WikiLeaks officials declined to comment ahead of Monday’s ruling and instead referred to Moris’ tweets. The US Department of Justice declined to comment.
The prospect of the presidential intervention gained strength for the first time early last year, when Assange’s lawyers said a congressman and an associate Trump met Assange at Ecuador’s embassy in the summer of 2017 to discuss forgiveness if he revealed the source behind the leaked emails of the Democratic National Committee.

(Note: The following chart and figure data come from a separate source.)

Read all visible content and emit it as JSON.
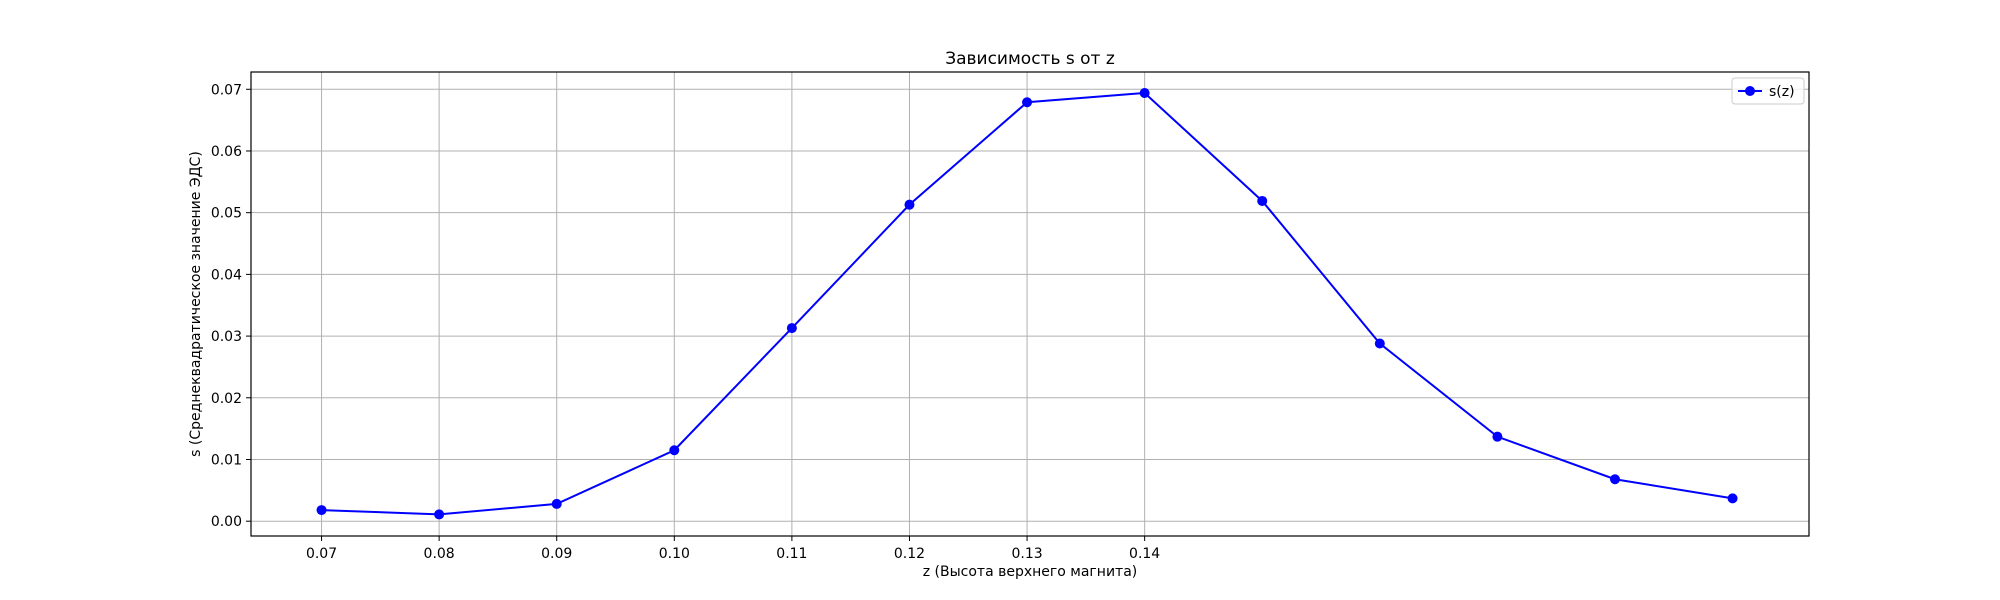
{
  "chart_data": {
    "type": "line",
    "title": "Зависимость s от z",
    "xlabel": "z (Высота верхнего магнита)",
    "ylabel": "s (Среднеквадратическое значение ЭДС)",
    "x_ticks": [
      "0.07",
      "0.08",
      "0.09",
      "0.10",
      "0.11",
      "0.12",
      "0.13",
      "0.14"
    ],
    "y_ticks": [
      "0.00",
      "0.01",
      "0.02",
      "0.03",
      "0.04",
      "0.05",
      "0.06",
      "0.07"
    ],
    "xlim": [
      0.064,
      0.1965
    ],
    "ylim": [
      -0.0024,
      0.0728
    ],
    "grid": true,
    "legend_position": "upper right",
    "series": [
      {
        "name": "s(z)",
        "color": "#0000ff",
        "marker": "circle",
        "x": [
          0.07,
          0.08,
          0.09,
          0.1,
          0.11,
          0.12,
          0.13,
          0.14,
          0.15,
          0.16,
          0.17,
          0.18,
          0.19
        ],
        "y": [
          0.0018,
          0.0011,
          0.0028,
          0.0115,
          0.0313,
          0.0513,
          0.0679,
          0.0694,
          0.0519,
          0.0288,
          0.0137,
          0.0068,
          0.0037
        ]
      }
    ]
  }
}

The pardon fever has only increased in recent weeks, after Trump issued pardons to more than a dozen people. The recipients were largely political allies, including Paul Manafort, his former campaign manager, and Charles Kushner, the real estate developer and father of the president’s son-in-law, Jared Kushner.
Trump would face opposition to the pardon within his own administration. Secretary of State Michael Pompeo – when he was CIA director – described WikiLeaks as a hostile force threatening the US
With the exception of pardon, the extradition process in London is likely to continue, regardless of how Judge Vanessa Baraitser would conduct Monday. Appeals could take between 18 and 24 months, with possible challenges to the UK Supreme Court and even the European Court of Human Rights, Hanratty said.
(Updates with the first mention of the presidential pardon in paragraph eleven.)